| Monday 07 July | 18:30 | FilmFour |
This is a good place to go if you want to watch Sean Penn act.
He plays the part of Sam, a mentally challenged single parent, who brings his daughter Lucy (Dakota Fanning) up by himself until the courts take her away from him. And he plays it very well.
Fine acting, this, and won him an Oscar nomination. Unfortunately, I didn't believe in Sam for one moment. I didn't believe in the film either.
I didn't believe - as the film so obviously does - that Sam is a fit person to bring up a child who, at seven, is already smarter than he is.
I didn't, in fact, believe - as the film so obviously does - that all you need is love.
What else didn't I believe? Well, I didn't believe that Michelle Pfeiffer, the smart lawyer who - pro bono - helps Sam try to get Lucy back from the warm embrace of foster mother Laura Dern, would have given him the time of day.

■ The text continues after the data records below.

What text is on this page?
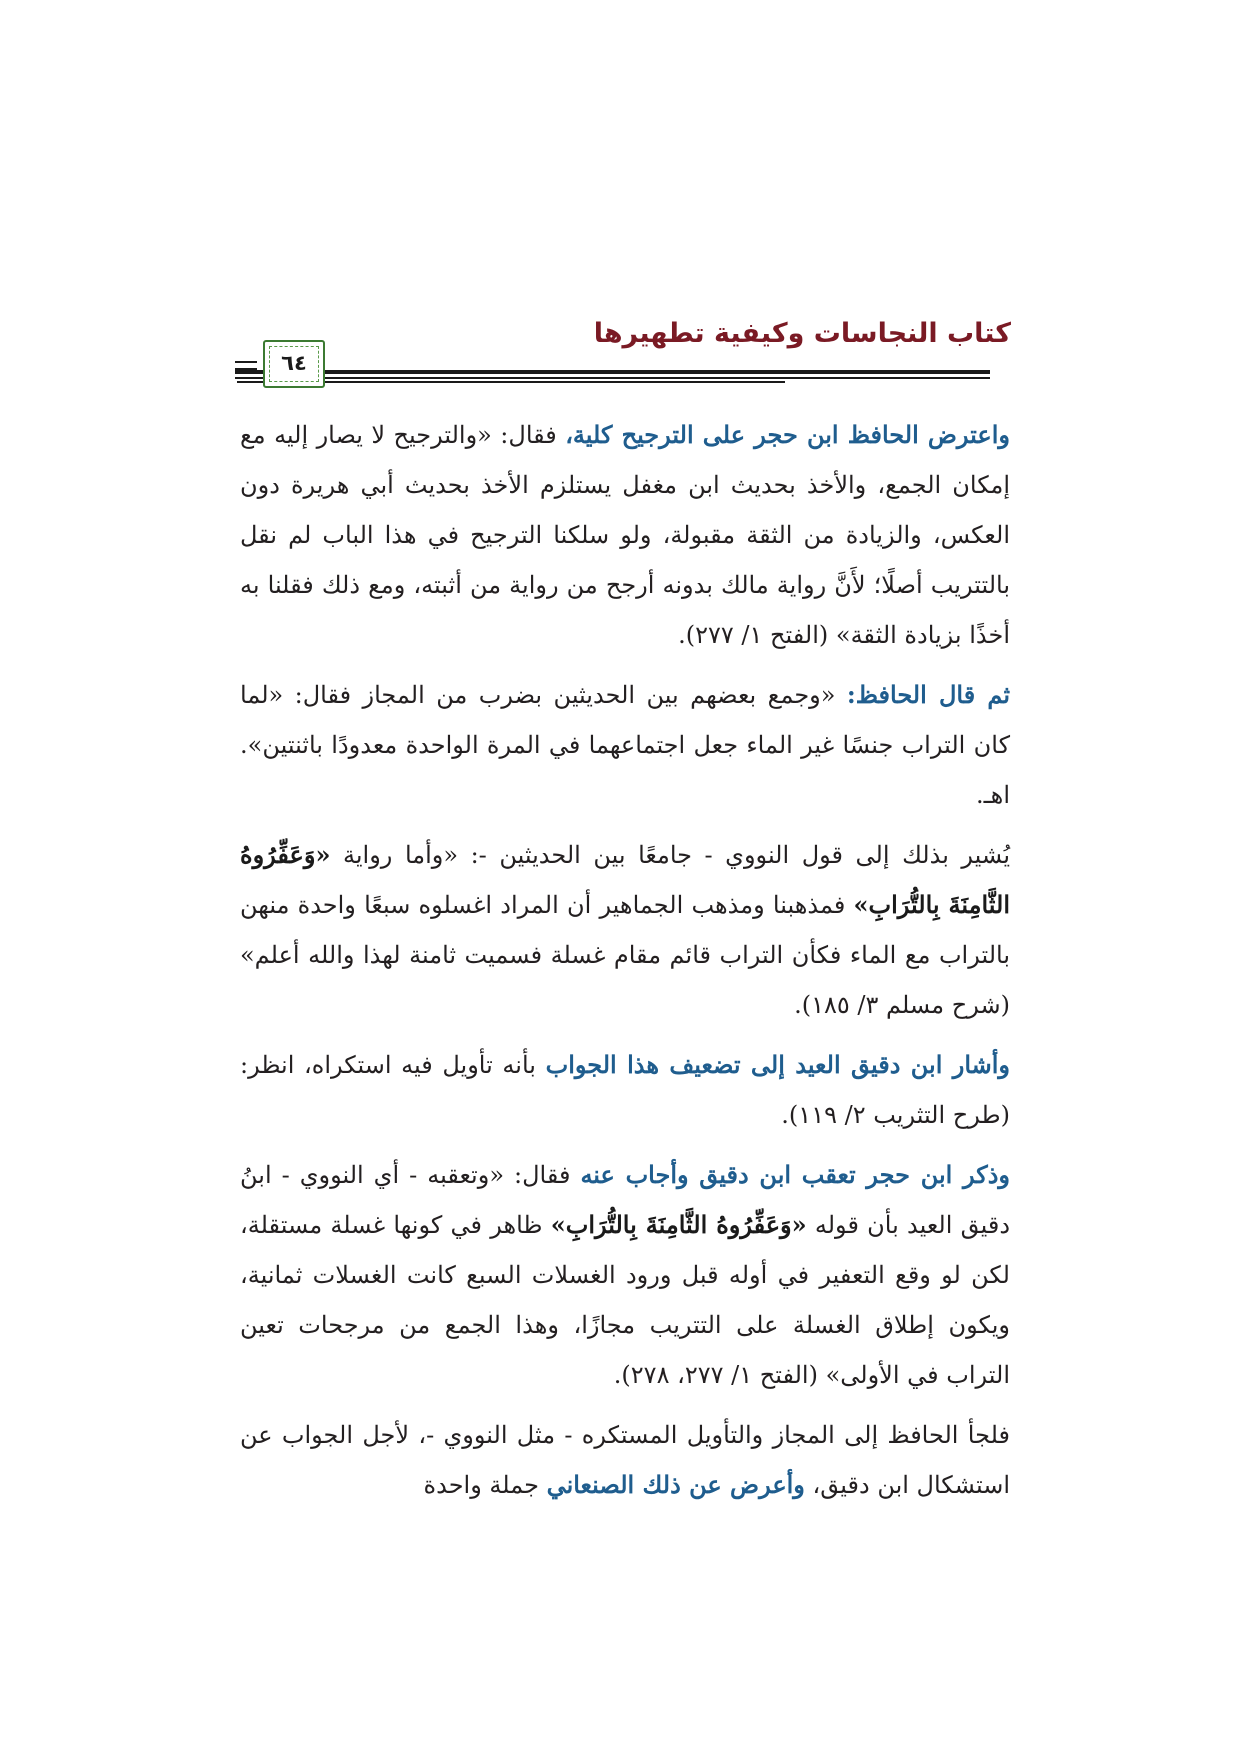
كتاب النجاسات وكيفية تطهيرها
٦٤

واعترض الحافظ ابن حجر على الترجيح كلية، فقال: «والترجيح لا يصار إليه مع إمكان الجمع، والأخذ بحديث ابن مغفل يستلزم الأخذ بحديث أبي هريرة دون العكس، والزيادة من الثقة مقبولة، ولو سلكنا الترجيح في هذا الباب لم نقل بالتتريب أصلًا؛ لأَنَّ رواية مالك بدونه أرجح من رواية من أثبته، ومع ذلك فقلنا به أخذًا بزيادة الثقة» (الفتح ١/ ٢٧٧).

ثم قال الحافظ: «وجمع بعضهم بين الحديثين بضرب من المجاز فقال: «لما كان التراب جنسًا غير الماء جعل اجتماعهما في المرة الواحدة معدودًا باثنتين». اهـ.

يُشير بذلك إلى قول النووي - جامعًا بين الحديثين -: «وأما رواية «وَعَفِّرُوهُ الثَّامِنَةَ بِالتُّرَابِ» فمذهبنا ومذهب الجماهير أن المراد اغسلوه سبعًا واحدة منهن بالتراب مع الماء فكأن التراب قائم مقام غسلة فسميت ثامنة لهذا والله أعلم» (شرح مسلم ٣/ ١٨٥).

وأشار ابن دقيق العيد إلى تضعيف هذا الجواب بأنه تأويل فيه استكراه، انظر: (طرح التثريب ٢/ ١١٩).

وذكر ابن حجر تعقب ابن دقيق وأجاب عنه فقال: «وتعقبه - أي النووي - ابنُ دقيق العيد بأن قوله «وَعَفِّرُوهُ الثَّامِنَةَ بِالتُّرَابِ» ظاهر في كونها غسلة مستقلة، لكن لو وقع التعفير في أوله قبل ورود الغسلات السبع كانت الغسلات ثمانية، ويكون إطلاق الغسلة على التتريب مجازًا، وهذا الجمع من مرجحات تعين التراب في الأولى» (الفتح ١/ ٢٧٧، ٢٧٨).

فلجأ الحافظ إلى المجاز والتأويل المستكره - مثل النووي -، لأجل الجواب عن استشكال ابن دقيق، وأعرض عن ذلك الصنعاني جملة واحدة
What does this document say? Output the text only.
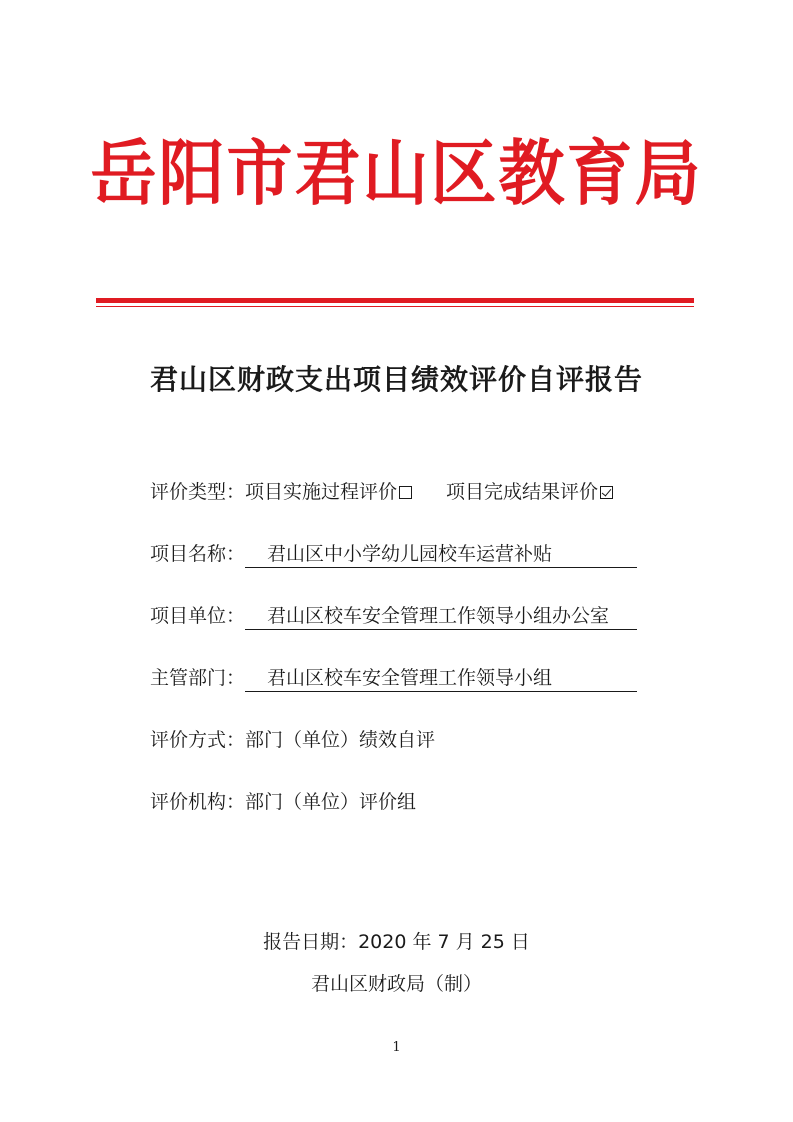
岳阳市君山区教育局
君山区财政支出项目绩效评价自评报告
评价类型：项目实施过程评价	项目完成结果评价
项目名称： 君山区中小学幼儿园校车运营补贴
项目单位： 君山区校车安全管理工作领导小组办公室
主管部门： 君山区校车安全管理工作领导小组
评价方式：部门（单位）绩效自评
评价机构：部门（单位）评价组
报告日期：2020 年 7 月 25 日
君山区财政局（制）
1
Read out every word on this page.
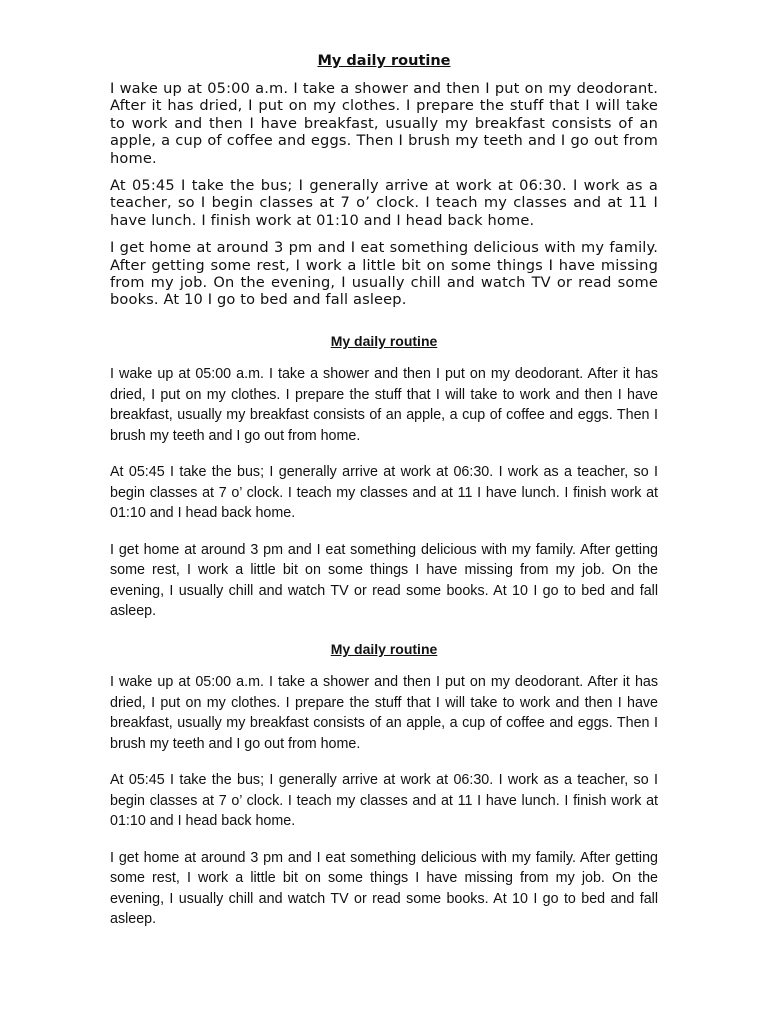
My daily routine

I wake up at 05:00 a.m. I take a shower and then I put on my deodorant. After it has dried, I put on my clothes. I prepare the stuff that I will take to work and then I have breakfast, usually my breakfast consists of an apple, a cup of coffee and eggs. Then I brush my teeth and I go out from home.

At 05:45 I take the bus; I generally arrive at work at 06:30. I work as a teacher, so I begin classes at 7 o’ clock. I teach my classes and at 11 I have lunch. I finish work at 01:10 and I head back home.

I get home at around 3 pm and I eat something delicious with my family. After getting some rest, I work a little bit on some things I have missing from my job. On the evening, I usually chill and watch TV or read some books. At 10 I go to bed and fall asleep.

My daily routine

I wake up at 05:00 a.m. I take a shower and then I put on my deodorant. After it has dried, I put on my clothes. I prepare the stuff that I will take to work and then I have breakfast, usually my breakfast consists of an apple, a cup of coffee and eggs. Then I brush my teeth and I go out from home.

At 05:45 I take the bus; I generally arrive at work at 06:30. I work as a teacher, so I begin classes at 7 o’ clock. I teach my classes and at 11 I have lunch. I finish work at 01:10 and I head back home.

I get home at around 3 pm and I eat something delicious with my family. After getting some rest, I work a little bit on some things I have missing from my job. On the evening, I usually chill and watch TV or read some books. At 10 I go to bed and fall asleep.

My daily routine

I wake up at 05:00 a.m. I take a shower and then I put on my deodorant. After it has dried, I put on my clothes. I prepare the stuff that I will take to work and then I have breakfast, usually my breakfast consists of an apple, a cup of coffee and eggs. Then I brush my teeth and I go out from home.

At 05:45 I take the bus; I generally arrive at work at 06:30. I work as a teacher, so I begin classes at 7 o’ clock. I teach my classes and at 11 I have lunch. I finish work at 01:10 and I head back home.

I get home at around 3 pm and I eat something delicious with my family. After getting some rest, I work a little bit on some things I have missing from my job. On the evening, I usually chill and watch TV or read some books. At 10 I go to bed and fall asleep.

Nor did I believe the coincidence that Pfeiffer is also virtually a single parent but not doing half as good a job with her son as Sam did with Lucy.
This is a story ruled by the heart rather than the head.
What the heart says is that Sam and Lucy would be fine together, he providing the tender loving care and she - though, I repeat, only seven - handling the practical stuff.
Nice idea but the head says it wouldn't work and, so, neither does the film...no matter how manipulative and heartstring-tugging it might be. And it is both of those things.